Prophecy, Cults, and Cassettes
2 Like newborn infants, long for the pure, spiritual milk, so that by it you may grow into salvation— 3 if indeed you have tasted that the Lord is good.
Soooo, what should a new Christian who knows absolutely nothing about the Bible start studying? How about end-times prophecy and religious cults?
Yeah, I know. Not a great place to start, but I didn’t know any better.
Something had changed in me. I just didn’t understand what it was.
What I did know is that I was hungry. I wanted to learn everything I could about my newfound faith. But there was a problem.
As much as I loved Father Clarke and Trinity Episcopal, there wasn’t a lot of Bible teaching available there. I had gone through catechism but remembered almost none of it. I did take more notice of the words in the liturgy, though. (I’d been hearing John 3:16 every single week! Who knew?)
I watched Billy Graham as often as possible, but he was only on TV a few times a year. And he wasn’t a teacher.
I read the Bible and understood more than I had before, but that wasn’t saying much.
I was desperately thirsty and finding very little to drink.
Until I discovered an oasis.
Every Friday evening my parents and I made the trip to South Hills Village, a shopping mall on the outskirts of Pittsburgh. They ate dinner while I walked the mall and checked out all the stores, particularly the bookstores.
One Friday evening I stumbled across a bookstore I hadn’t noticed before: Zondervan Family Bookstore. I don’t know if it was new or just that my radar hadn’t been tuned to Christianity before, but if it wasn’t new then I’d walked past it many times without seeing it.
When I stepped inside and saw shelves and shelves of Christian books, it was as if I’d found a river flowing through my personal desert. I only remember two of the books I bought there. One was a Thompson Chain Reference Bible, which I still have. The other was The Book of the Revelation, a commentary on the book of Revelation by Lehman Strauss. I’m not entirely sure what moved me to buy the Revelation commentary, but it could have been because of my other bookstore discovery: audio teaching tapes.
Although I’m an avid reader, I am primarily an auditory learner. So when I discovered cassette albums by One Way Library, I thought I’d gone to heaven.

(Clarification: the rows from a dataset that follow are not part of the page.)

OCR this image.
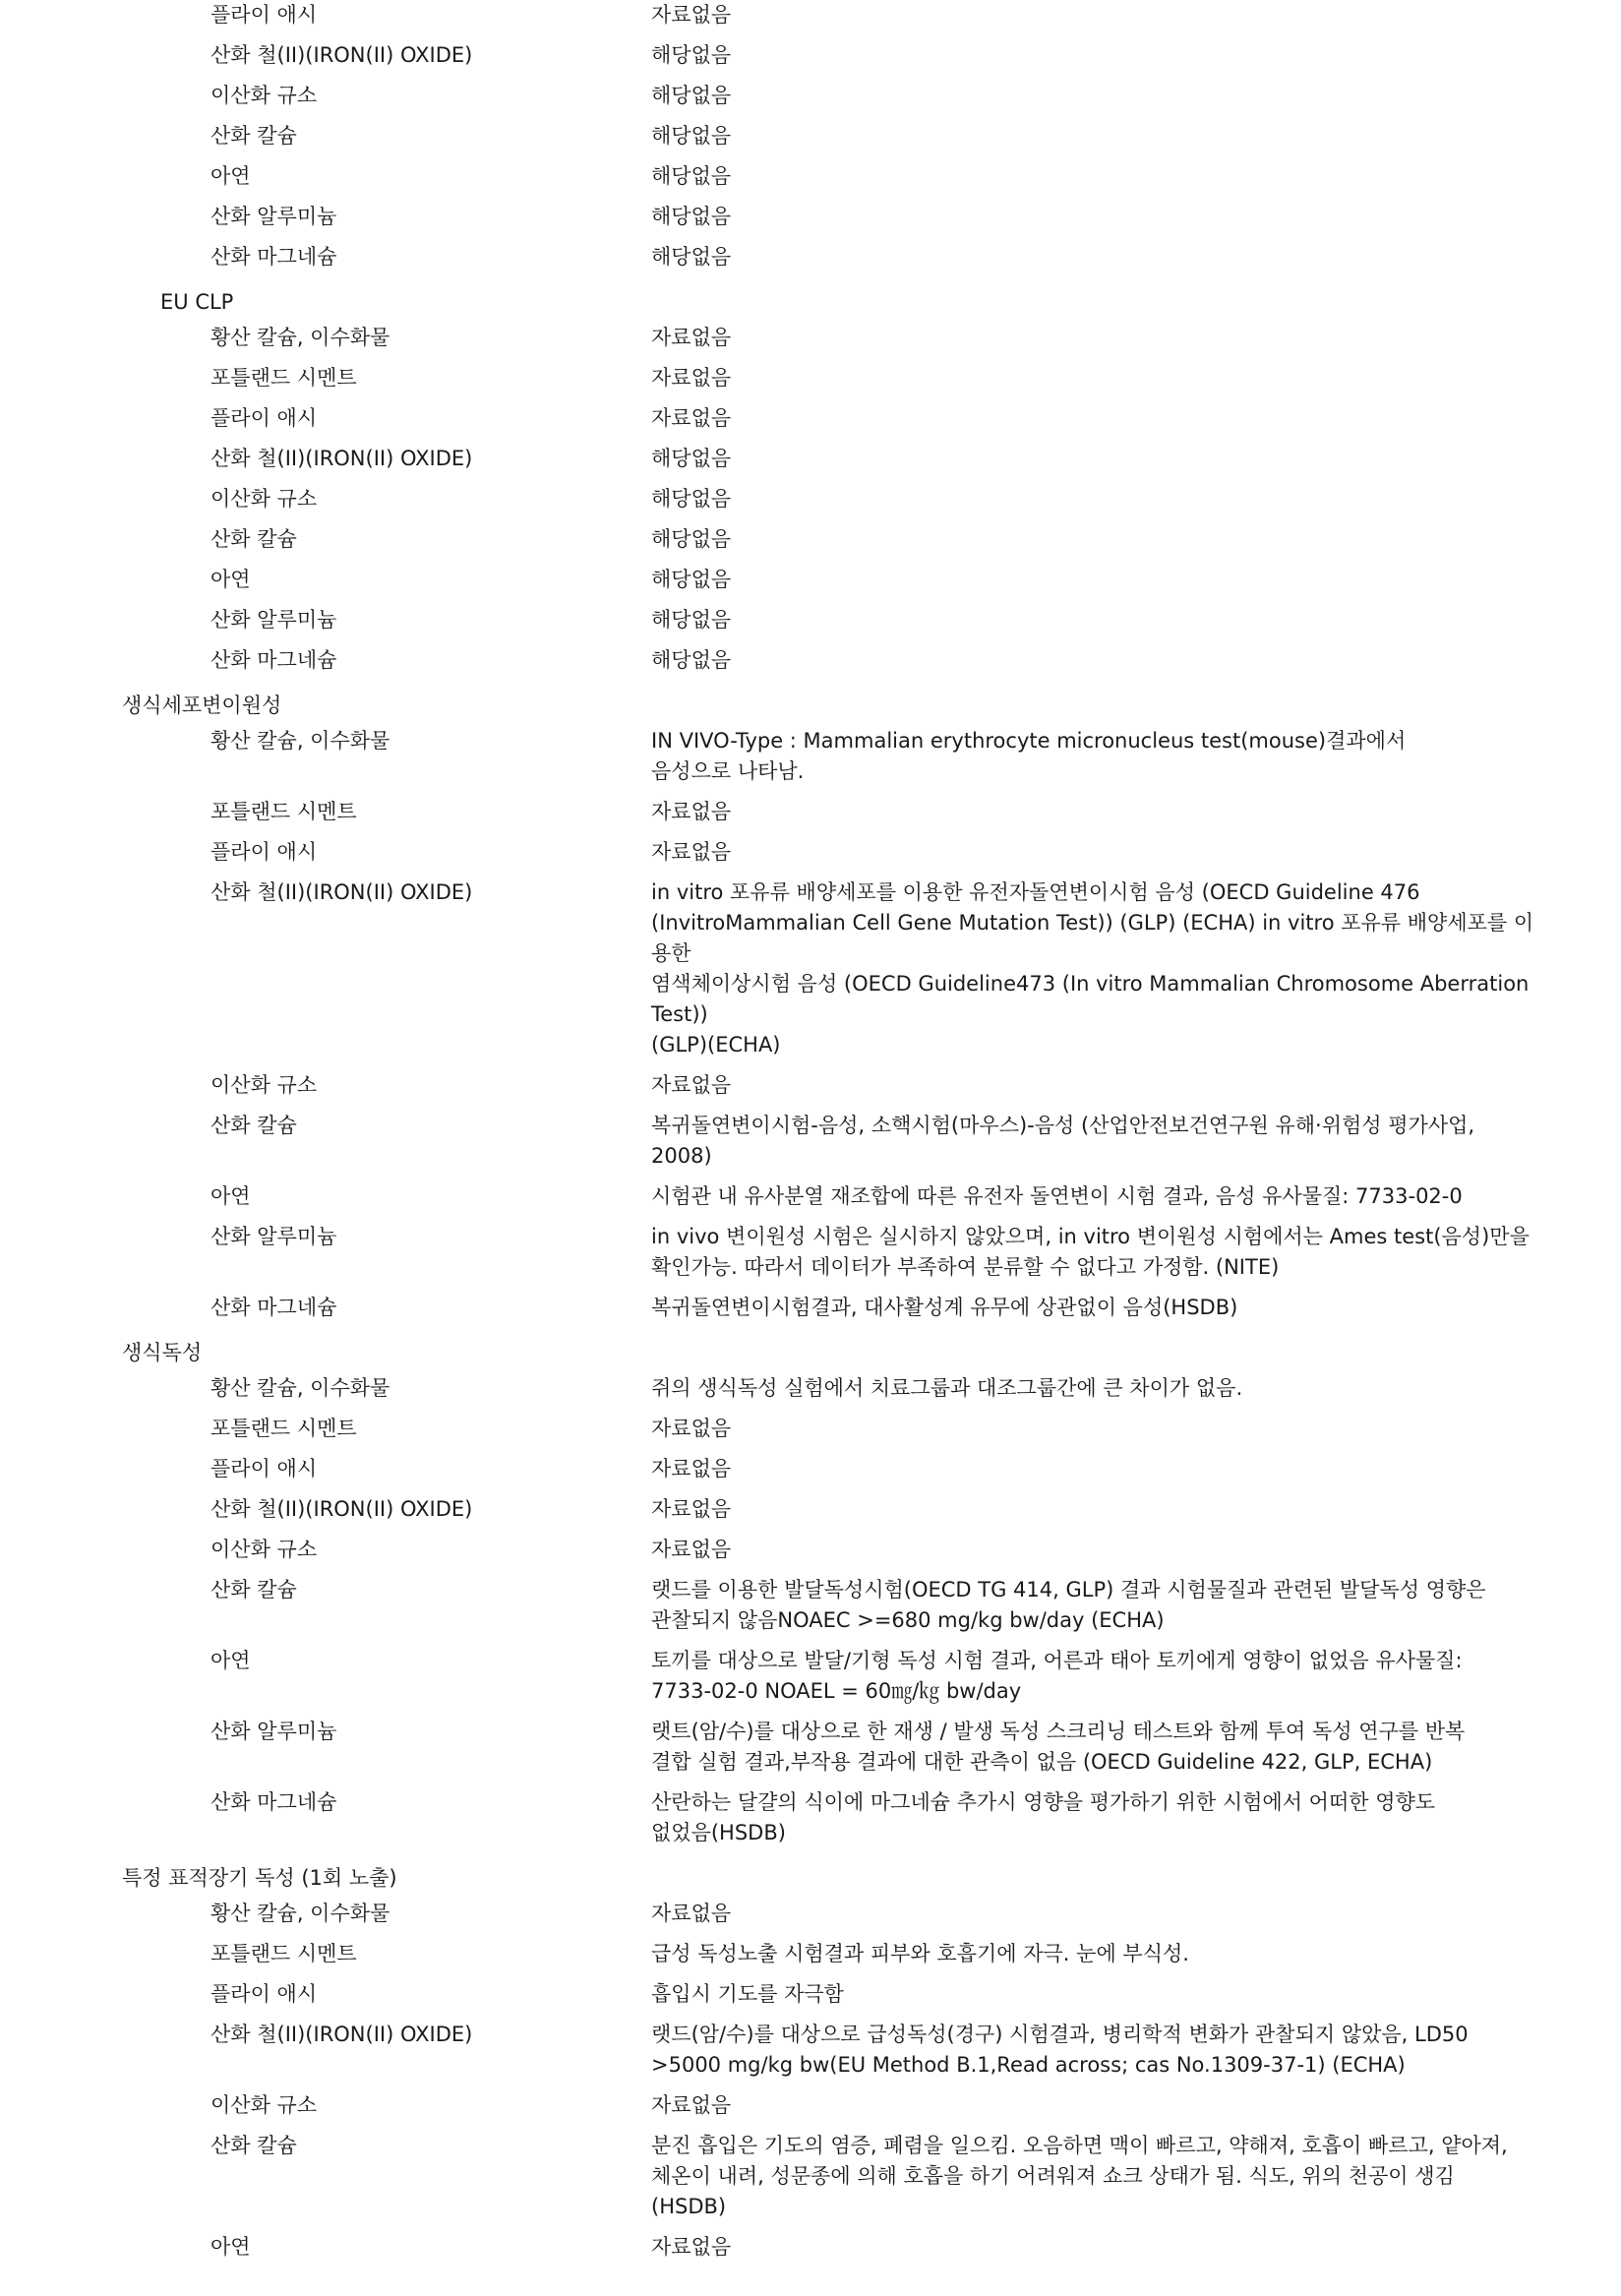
플라이 애시	자료없음
산화 철(II)(IRON(II) OXIDE)	해당없음
이산화 규소	해당없음
산화 칼슘	해당없음
아연	해당없음
산화 알루미늄	해당없음
산화 마그네슘	해당없음
EU CLP
황산 칼슘, 이수화물	자료없음
포틀랜드 시멘트	자료없음
플라이 애시	자료없음
산화 철(II)(IRON(II) OXIDE)	해당없음
이산화 규소	해당없음
산화 칼슘	해당없음
아연	해당없음
산화 알루미늄	해당없음
산화 마그네슘	해당없음
생식세포변이원성
황산 칼슘, 이수화물	IN VIVO-Type : Mammalian erythrocyte micronucleus test(mouse)결과에서
음성으로 나타남.
포틀랜드 시멘트	자료없음
플라이 애시	자료없음
산화 철(II)(IRON(II) OXIDE)	in vitro 포유류 배양세포를 이용한 유전자돌연변이시험 음성 (OECD Guideline 476
(InvitroMammalian Cell Gene Mutation Test)) (GLP) (ECHA) in vitro 포유류 배양세포를 이용한
염색체이상시험 음성 (OECD Guideline473 (In vitro Mammalian Chromosome Aberration Test))
(GLP)(ECHA)
이산화 규소	자료없음
산화 칼슘	복귀돌연변이시험-음성, 소핵시험(마우스)-음성 (산업안전보건연구원 유해·위험성 평가사업,
2008)
아연	시험관 내 유사분열 재조합에 따른 유전자 돌연변이 시험 결과, 음성 유사물질: 7733-02-0
산화 알루미늄	in vivo 변이원성 시험은 실시하지 않았으며, in vitro 변이원성 시험에서는 Ames test(음성)만을
확인가능. 따라서 데이터가 부족하여 분류할 수 없다고 가정함. (NITE)
산화 마그네슘	복귀돌연변이시험결과, 대사활성계 유무에 상관없이 음성(HSDB)
생식독성
황산 칼슘, 이수화물	쥐의 생식독성 실험에서 치료그룹과 대조그룹간에 큰 차이가 없음.
포틀랜드 시멘트	자료없음
플라이 애시	자료없음
산화 철(II)(IRON(II) OXIDE)	자료없음
이산화 규소	자료없음
산화 칼슘	랫드를 이용한 발달독성시험(OECD TG 414, GLP) 결과 시험물질과 관련된 발달독성 영향은
관찰되지 않음NOAEC >=680 mg/kg bw/day (ECHA)
아연	토끼를 대상으로 발달/기형 독성 시험 결과, 어른과 태아 토끼에게 영향이 없었음 유사물질:
7733-02-0 NOAEL = 60㎎/㎏ bw/day
산화 알루미늄	랫트(암/수)를 대상으로 한 재생 / 발생 독성 스크리닝 테스트와 함께 투여 독성 연구를 반복
결합 실험 결과,부작용 결과에 대한 관측이 없음 (OECD Guideline 422, GLP, ECHA)
산화 마그네슘	산란하는 달걀의 식이에 마그네슘 추가시 영향을 평가하기 위한 시험에서 어떠한 영향도
없었음(HSDB)
특정 표적장기 독성 (1회 노출)
황산 칼슘, 이수화물	자료없음
포틀랜드 시멘트	급성 독성노출 시험결과 피부와 호흡기에 자극. 눈에 부식성.
플라이 애시	흡입시 기도를 자극함
산화 철(II)(IRON(II) OXIDE)	랫드(암/수)를 대상으로 급성독성(경구) 시험결과, 병리학적 변화가 관찰되지 않았음, LD50
>5000 mg/kg bw(EU Method B.1,Read across; cas No.1309-37-1) (ECHA)
이산화 규소	자료없음
산화 칼슘	분진 흡입은 기도의 염증, 폐렴을 일으킴. 오음하면 맥이 빠르고, 약해져, 호흡이 빠르고, 얕아져,
체온이 내려, 성문종에 의해 호흡을 하기 어려워져 쇼크 상태가 됨. 식도, 위의 천공이 생김
(HSDB)
아연	자료없음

One album I bought was a series of lectures on prophecy by Hal Lindsey, titled The Late Great Planet Earth, after his bestselling book. It was a detailed explanation (or as detailed as you could get in twelve 30-minute lectures) of a view of prophecy and the last things that I would later come to know as Dispensational Premillennialism. (If you’re not familiar with Lindsey’s views, just think “Left Behind” and you’ve got the basics.)
Another album was The Kingdom of the Cults, taught by Walter Martin. I probably bought that one because I had some friends who were involved with the Jehovah’s Witnesses and I wanted to understand more about what they believed.
I followed these with other albums and books and soon began to specialize in my understanding of Christianity. I didn’t know much, but I had a handle on end-times teaching and I could describe 10-12 different cults’ belief systems and why they didn’t measure up to the Bible.
Beyond that I was biblically illiterate.
That’s why things got complicated when I discovered speaking in tongues and the charismatic movement.